By focusing on contradictions in the state’s case, Kilgore was able give jurors a reason to be skeptical about testimony from prosecution witnesses, Merchant said.
“(T)hey didn’t call (Lead) Detective (Phil) Stoddard a liar flat out but they said essentially he had lied previously and that he’d misled the judge in the warrant application and in the preliminary hearing,” Merchant said. “And they brought out a lot of inconsistencies, and I thought that was very smart of them.”
The bumps in the road experienced by the state during the first week of testimony illustrate the challenges they face in proving Harris intended to kill his only child.

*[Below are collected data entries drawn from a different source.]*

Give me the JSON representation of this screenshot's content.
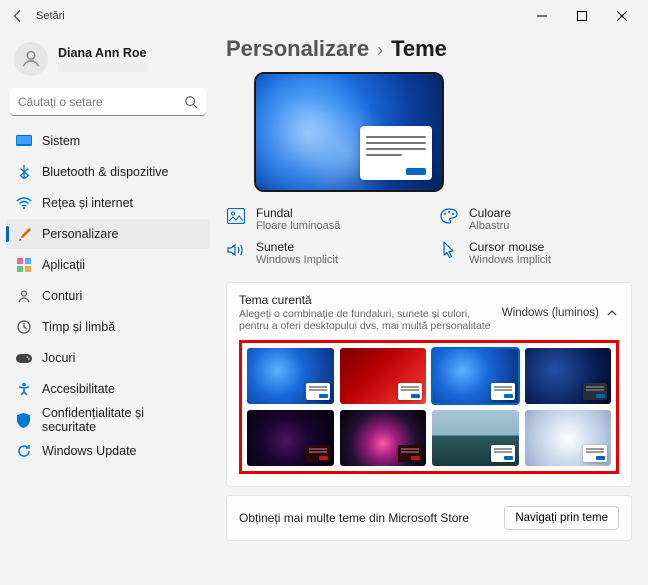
{
  "window": {
    "title": "Setări"
  },
  "user": {
    "name": "Diana Ann Roe"
  },
  "search": {
    "placeholder": "Căutați o setare"
  },
  "nav": {
    "system": "Sistem",
    "bluetooth": "Bluetooth & dispozitive",
    "network": "Rețea și internet",
    "personalization": "Personalizare",
    "apps": "Aplicații",
    "accounts": "Conturi",
    "time": "Timp și limbă",
    "gaming": "Jocuri",
    "accessibility": "Accesibilitate",
    "privacy": "Confidențialitate și securitate",
    "update": "Windows Update"
  },
  "breadcrumb": {
    "parent": "Personalizare",
    "current": "Teme"
  },
  "props": {
    "background": {
      "label": "Fundal",
      "value": "Floare luminoasă"
    },
    "color": {
      "label": "Culoare",
      "value": "Albastru"
    },
    "sounds": {
      "label": "Sunete",
      "value": "Windows Implicit"
    },
    "cursor": {
      "label": "Cursor mouse",
      "value": "Windows Implicit"
    }
  },
  "currentTheme": {
    "title": "Tema curentă",
    "subtitle": "Alegeți o combinație de fundaluri, sunete și culori, pentru a oferi desktopului dvs. mai multă personalitate",
    "value": "Windows (luminos)"
  },
  "footer": {
    "text": "Obțineți mai multe teme din Microsoft Store",
    "button": "Navigați prin teme"
  }
}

“There is no smoking gun in this case,” said Marietta defense lawyer Philip Holloway, another former Cobb prosecutor. “They have to prove malice through circumstantial evidence.”
And some of that circumstantial evidence is purely subjective. The state repeatedly asked witnesses at what would become a crime scene — the Akers Mill Square parking lot Harris turned in to after he says he first noticed Cooper’s lifeless body strapped in his car seat — to assess the defendant’s behavior in the minutes following the gruesome discovery.
“He was distraught. Everybody grieves in a different way,” witness Dale Hamilton testified. “It’s hard to say if it was believable or not.”
Cobb County Police Officer Brett Gallimore was less circumspect, testifying he found Harris’ demeanor to be inauthentic.
That isn’t what Gallimore seemed to be communicating in his police incident report, however. He wrote Harris was “acting hysterical” and appeared “extremely upset.”
“I felt like he was acting hysterical. Not hysterical, but acting,” Gallimore said Wednesday in an attempt to clarify his report.
It led Kilgore to move for a mistrial — denied by the judge — saying Gallimore “came out of the box with stuff that wasn’t in his report, totally and completely different. And we have the right in defending Mr. Harris to bust him on it and show the jury exactly what was in his report.”
Merchant said she can’t understand why Superior Court Judge Mary Staley Clark is allowing witnesses to be asked their lay opinions in interpreting the defendant’s grief. Everyone deals with trauma differently, she said.
Meanwhile, the prosecution’s case was not without its powerful moments. Jurors are unlikely to ever forget the crime scene photographs of Cooper, his body in a state of rigor mortis, his knees slightly bent, arms to his side.
“The pictures reminded the jury that, regardless of intent, this beautiful child died a torturous death,” Panitch said.
Photos of Cooper’s car seat, and its proximity to Ross Harris’ head in his 2011 Hyundai Tuscon, also left an impression, according to Panitch.
“The fact that his head was mere inches from his dad either speaks to Ross Harris’ cold heart or how reckless he was in being the protector of his only child,” she said. “Either way, it’s a murder under the law.”
Holloway cautioned that each side will experience plenty of ups-and-downs over the next six weeks.
“Both sides are very well-represented. They are well-known for doing their homework,” he said. “It has all the makings of a legendary trial.”
Testimony is tentatively scheduled to resume Tuesday morning, Cobb Superior Court Administrator Tom Charron said.